Devotions for Teachers: You Are Worthy. How Do You Show It?
God has really wanted me to pay attention to Ephesians 4. My grandmother passed away this past weekend, and we are currently staying with family in Michigan in order to attend her funeral. So, we attended the church that much of my family attends here. The sermon was on Ephesians 4.
Then, my husband (who is back at home), started messaging me that the sermon at our home church was powerful, and he really felt like I needed to hear it. I listened to it last night on my computer…and it was also on Ephesian 4. It of course seems like a coincidence. But also…when God wants you to hear something, He will make sure it is loud and clear.
Here’s what the first couple of verses say:
As a prisoner for the Lord, then, I urge you to live a life worthy of the calling you have received. 2 Be completely humble and gentle; be patient, bearing with one another in love.
There’s a lot to unpack in just the first two lines. Specifically, ‘prisoner for the Lord’ stood out to me first. Paul is quite literally a prisoner for the Lord. Ephesians is a letter he is writing to the people of Ephesus, while in a prison in Rome.

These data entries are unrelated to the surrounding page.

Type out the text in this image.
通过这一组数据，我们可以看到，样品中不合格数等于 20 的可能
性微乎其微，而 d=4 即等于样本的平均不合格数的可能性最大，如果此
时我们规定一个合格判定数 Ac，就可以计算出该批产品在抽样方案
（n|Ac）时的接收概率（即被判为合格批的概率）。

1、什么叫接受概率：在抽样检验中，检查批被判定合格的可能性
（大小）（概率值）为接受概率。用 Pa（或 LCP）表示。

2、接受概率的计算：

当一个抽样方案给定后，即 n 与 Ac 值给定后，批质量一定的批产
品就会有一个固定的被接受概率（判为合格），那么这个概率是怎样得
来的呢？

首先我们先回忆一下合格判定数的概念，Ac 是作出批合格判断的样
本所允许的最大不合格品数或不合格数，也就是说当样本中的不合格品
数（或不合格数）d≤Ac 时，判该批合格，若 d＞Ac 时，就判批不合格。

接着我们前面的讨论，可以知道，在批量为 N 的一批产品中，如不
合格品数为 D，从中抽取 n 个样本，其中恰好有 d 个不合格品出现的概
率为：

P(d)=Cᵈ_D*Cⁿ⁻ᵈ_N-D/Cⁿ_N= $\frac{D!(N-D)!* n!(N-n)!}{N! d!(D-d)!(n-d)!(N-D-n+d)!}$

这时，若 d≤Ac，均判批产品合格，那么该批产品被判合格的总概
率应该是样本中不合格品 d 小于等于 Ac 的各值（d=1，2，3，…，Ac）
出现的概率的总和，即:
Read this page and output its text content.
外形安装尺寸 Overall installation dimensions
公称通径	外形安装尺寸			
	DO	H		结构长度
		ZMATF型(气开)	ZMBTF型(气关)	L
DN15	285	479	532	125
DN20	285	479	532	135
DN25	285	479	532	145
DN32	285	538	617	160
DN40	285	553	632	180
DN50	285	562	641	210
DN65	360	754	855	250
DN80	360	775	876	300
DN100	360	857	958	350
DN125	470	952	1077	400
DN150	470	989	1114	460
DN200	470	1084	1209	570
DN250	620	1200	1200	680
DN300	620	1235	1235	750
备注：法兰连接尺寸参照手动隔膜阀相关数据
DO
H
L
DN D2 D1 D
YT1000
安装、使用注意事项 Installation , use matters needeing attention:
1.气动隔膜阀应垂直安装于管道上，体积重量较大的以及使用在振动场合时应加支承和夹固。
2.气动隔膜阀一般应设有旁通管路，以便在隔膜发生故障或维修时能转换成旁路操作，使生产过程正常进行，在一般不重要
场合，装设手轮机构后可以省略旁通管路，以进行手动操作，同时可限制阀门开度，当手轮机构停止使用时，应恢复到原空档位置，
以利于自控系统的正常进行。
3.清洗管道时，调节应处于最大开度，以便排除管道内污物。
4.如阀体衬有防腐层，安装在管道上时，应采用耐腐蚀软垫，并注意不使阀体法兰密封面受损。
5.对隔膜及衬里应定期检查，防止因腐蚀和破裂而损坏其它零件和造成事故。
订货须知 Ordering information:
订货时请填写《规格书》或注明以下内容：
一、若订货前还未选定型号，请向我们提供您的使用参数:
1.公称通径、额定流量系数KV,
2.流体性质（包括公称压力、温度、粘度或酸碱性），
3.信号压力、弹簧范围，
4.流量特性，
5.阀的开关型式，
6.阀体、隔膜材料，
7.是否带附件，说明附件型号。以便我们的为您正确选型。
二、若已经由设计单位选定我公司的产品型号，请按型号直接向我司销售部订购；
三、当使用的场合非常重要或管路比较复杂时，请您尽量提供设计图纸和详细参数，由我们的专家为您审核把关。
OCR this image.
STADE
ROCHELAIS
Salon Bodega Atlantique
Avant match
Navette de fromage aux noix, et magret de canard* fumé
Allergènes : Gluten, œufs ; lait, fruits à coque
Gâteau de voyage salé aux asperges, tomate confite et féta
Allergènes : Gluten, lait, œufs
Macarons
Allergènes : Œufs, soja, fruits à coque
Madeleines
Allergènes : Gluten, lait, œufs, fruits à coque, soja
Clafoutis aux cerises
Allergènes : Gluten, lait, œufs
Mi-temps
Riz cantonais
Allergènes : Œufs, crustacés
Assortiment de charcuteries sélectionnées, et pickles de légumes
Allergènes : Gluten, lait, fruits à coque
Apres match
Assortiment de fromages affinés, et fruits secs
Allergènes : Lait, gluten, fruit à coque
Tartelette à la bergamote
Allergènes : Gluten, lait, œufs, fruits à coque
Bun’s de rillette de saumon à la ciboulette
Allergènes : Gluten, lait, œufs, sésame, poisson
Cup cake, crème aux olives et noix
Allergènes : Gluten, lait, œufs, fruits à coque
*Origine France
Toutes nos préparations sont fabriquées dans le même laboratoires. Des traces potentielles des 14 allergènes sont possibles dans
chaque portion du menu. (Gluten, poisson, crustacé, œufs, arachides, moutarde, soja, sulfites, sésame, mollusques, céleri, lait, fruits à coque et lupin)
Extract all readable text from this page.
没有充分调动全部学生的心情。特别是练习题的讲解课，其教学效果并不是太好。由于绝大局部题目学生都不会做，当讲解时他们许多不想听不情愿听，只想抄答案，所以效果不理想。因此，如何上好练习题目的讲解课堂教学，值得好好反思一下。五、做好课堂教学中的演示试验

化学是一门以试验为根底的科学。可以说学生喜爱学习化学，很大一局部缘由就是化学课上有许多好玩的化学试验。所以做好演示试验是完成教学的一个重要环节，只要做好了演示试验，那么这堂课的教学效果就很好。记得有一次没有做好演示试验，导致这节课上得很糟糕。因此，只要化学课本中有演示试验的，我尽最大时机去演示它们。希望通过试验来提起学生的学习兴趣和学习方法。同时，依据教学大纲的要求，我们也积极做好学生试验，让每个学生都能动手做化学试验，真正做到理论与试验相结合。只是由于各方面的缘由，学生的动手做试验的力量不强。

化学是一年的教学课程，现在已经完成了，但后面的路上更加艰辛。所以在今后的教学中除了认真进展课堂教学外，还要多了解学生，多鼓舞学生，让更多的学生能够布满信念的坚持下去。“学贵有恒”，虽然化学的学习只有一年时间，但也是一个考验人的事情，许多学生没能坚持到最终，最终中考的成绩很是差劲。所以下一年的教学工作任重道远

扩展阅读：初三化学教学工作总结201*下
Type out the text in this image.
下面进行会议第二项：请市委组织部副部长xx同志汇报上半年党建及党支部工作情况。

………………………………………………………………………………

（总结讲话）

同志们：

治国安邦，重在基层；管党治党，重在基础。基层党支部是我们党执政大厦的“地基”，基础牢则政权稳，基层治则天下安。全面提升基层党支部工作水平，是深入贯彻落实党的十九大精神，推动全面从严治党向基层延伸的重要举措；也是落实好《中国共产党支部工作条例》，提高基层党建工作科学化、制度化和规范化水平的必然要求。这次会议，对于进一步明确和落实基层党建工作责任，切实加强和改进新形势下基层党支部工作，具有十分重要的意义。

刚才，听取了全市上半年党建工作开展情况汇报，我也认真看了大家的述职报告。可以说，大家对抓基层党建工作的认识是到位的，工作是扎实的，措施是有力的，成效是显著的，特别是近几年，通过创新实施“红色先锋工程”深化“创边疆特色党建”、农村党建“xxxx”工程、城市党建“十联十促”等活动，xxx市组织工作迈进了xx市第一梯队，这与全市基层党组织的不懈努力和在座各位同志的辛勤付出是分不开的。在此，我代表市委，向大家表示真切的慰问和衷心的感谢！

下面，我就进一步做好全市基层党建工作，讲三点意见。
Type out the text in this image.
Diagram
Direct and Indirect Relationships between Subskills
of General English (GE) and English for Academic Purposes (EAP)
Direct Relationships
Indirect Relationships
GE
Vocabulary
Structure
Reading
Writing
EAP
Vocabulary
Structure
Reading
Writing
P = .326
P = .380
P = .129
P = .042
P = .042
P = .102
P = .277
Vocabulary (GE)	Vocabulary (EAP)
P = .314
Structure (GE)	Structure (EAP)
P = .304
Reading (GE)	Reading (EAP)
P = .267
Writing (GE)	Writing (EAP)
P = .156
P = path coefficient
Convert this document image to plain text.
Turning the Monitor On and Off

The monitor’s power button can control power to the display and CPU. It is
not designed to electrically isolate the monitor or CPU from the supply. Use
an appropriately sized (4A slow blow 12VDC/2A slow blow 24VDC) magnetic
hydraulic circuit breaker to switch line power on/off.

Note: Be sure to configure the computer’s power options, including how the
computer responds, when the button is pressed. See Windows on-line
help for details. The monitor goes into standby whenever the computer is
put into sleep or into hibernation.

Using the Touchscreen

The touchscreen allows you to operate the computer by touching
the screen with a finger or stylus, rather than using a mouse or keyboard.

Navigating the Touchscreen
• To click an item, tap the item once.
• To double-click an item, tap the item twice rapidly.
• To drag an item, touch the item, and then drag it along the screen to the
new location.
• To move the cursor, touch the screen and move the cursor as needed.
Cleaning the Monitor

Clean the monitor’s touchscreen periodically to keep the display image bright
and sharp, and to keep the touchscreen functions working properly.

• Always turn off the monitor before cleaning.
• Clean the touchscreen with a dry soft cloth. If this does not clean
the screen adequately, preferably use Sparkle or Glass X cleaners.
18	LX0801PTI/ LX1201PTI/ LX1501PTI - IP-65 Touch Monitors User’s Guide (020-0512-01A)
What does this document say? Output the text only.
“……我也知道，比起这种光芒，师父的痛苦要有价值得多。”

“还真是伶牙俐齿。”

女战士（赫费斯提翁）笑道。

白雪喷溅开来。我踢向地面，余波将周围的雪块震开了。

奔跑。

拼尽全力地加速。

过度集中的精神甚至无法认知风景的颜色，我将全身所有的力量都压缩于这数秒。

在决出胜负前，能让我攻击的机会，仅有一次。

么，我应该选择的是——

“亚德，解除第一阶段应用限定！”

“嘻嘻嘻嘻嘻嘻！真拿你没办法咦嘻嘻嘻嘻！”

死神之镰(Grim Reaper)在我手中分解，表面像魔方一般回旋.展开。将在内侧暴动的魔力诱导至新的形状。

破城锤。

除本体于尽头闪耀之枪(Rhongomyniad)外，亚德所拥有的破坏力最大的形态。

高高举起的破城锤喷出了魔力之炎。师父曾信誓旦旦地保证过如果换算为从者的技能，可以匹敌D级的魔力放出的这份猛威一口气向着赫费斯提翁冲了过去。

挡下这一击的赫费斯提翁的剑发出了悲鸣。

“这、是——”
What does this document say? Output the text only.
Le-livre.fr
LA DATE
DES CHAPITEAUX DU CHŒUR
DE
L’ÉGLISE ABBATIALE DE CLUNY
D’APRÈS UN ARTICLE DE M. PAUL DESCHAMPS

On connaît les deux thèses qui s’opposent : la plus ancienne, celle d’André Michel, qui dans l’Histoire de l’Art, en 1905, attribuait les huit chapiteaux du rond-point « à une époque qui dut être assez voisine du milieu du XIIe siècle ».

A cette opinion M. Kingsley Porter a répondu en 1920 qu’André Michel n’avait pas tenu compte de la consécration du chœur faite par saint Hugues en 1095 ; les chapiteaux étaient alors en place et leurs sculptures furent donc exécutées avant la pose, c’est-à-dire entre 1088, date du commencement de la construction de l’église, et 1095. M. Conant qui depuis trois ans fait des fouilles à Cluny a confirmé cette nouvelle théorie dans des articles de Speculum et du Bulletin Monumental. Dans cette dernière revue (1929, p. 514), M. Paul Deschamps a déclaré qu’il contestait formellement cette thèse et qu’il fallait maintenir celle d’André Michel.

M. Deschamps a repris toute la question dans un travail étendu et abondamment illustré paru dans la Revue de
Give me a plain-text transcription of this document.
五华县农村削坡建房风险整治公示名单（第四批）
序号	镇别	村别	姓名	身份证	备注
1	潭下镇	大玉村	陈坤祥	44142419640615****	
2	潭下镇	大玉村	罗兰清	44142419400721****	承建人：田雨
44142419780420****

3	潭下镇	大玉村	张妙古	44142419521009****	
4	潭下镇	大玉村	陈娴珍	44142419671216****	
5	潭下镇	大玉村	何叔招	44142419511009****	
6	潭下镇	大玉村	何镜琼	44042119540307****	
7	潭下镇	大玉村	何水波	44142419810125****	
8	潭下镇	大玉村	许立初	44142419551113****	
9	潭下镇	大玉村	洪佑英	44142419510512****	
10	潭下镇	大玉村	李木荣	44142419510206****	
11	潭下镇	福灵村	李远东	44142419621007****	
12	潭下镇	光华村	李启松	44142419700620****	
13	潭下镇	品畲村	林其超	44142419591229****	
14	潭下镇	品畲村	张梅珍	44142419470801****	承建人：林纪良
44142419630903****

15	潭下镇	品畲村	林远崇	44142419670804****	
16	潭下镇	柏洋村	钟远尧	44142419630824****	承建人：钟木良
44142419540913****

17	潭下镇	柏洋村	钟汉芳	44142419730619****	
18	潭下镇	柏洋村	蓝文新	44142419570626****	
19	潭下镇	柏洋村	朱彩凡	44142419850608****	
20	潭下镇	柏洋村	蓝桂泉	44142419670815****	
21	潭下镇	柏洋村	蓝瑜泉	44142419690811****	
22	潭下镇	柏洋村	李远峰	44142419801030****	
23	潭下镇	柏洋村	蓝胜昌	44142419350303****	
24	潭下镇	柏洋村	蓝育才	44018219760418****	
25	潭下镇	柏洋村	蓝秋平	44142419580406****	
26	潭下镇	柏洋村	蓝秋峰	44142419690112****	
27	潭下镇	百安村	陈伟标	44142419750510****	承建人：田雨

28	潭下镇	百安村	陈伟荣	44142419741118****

Can we pause for a moment and just reflect on this? The man has been IMPRISONED, and he’s still trying to advance God’s kingdom. I’m going to be totally honest and say that I probably wouldn’t have done that. I’m not a Paul. If people are so angry about something I’m saying that they are threatening to lock me up, I’m probably going to shut up. My people-pleasing self doesn’t even like to know that someone might be slightly annoyed with me.
But this is why Paul lived in the era he did, and his letters live on to teach us all how to be bolder. He was the ultimate ‘What Would Jesus Do?’ guy, before that was even a slogan.
Moving on to the next part: “I urge you to live a life worthy of the calling you have received”.
Worthiness is something our culture is obsessed with. We all feel like you have to work hard enough to earn what you have. Hand-outs are evil. Hard work is king. We do things in hopes that we will be recognized, admired, and held in high regard for our actions.
But Paul turns all of that on its head. He says you are already worthy. You have received a calling, simply by being born on this Earth. The real trick is living your life in a way that is worthy of that calling.
You are already worthy. You don’t have to earn it. What a beautiful thing.
Now, Paul isn’t talking directly to you and I in this letter. But based on the way it unfolds from here, I can tell that the people of Ephesus were basically the people of America. The things he starts asking them to do in order to live this ‘worthy life’ are so very basic.
Here’s a brief list:
-Be humble
-Be gentle
-Be patient
-Love each other
That’s it. The most fundamental traits of an overall kind person is what makes your life worthy of the grace God has given you. But it is SO hard. We’ve been struggling with this for literal centuries.
As we go into our work weeks, I want to challenge each of us to live a life worthy of the calling we have received. We have been called to be humble, gentle, patient, and loving. This isn’t just a nice way to live, it’s our calling. God sent Jesus to model it for us. And when people still didn’t listen, He called Paul to basically write an instructional manual.
And yet it’s still hard. There will be times when you feel like you’re working 120% day in and day out, and your teammate is taking advantage of your hard work and copying your plans so she doesn’t have to work as hard. You will be working so hard with a student, only to have their parent send you an angry email. You will pour your life into these students, only to have it go unrecognized and taken for granted. I know. I know it all.
Which is why I think a worthy life of God’s goodness is considered a calling. Funny enough, in the midst of all of the funeral planning, this passage brought me back to my grandmother. A woman who, on her death bed, oozed humility and patience and love for each person who came to visit her. As pancreatic cancer was tearing her organs apart, and she was in so much pain, she was praying out loud for ME as I held her hand in her final days.
The classroom is hard work. But it’s not prison. It’s not cancer. God gives you the strength to be patient, humble, and loving even in the darkest of situations. We can certainly find His light and spread it in our schools. I’ll be praying this week that we each are able to do exactly that.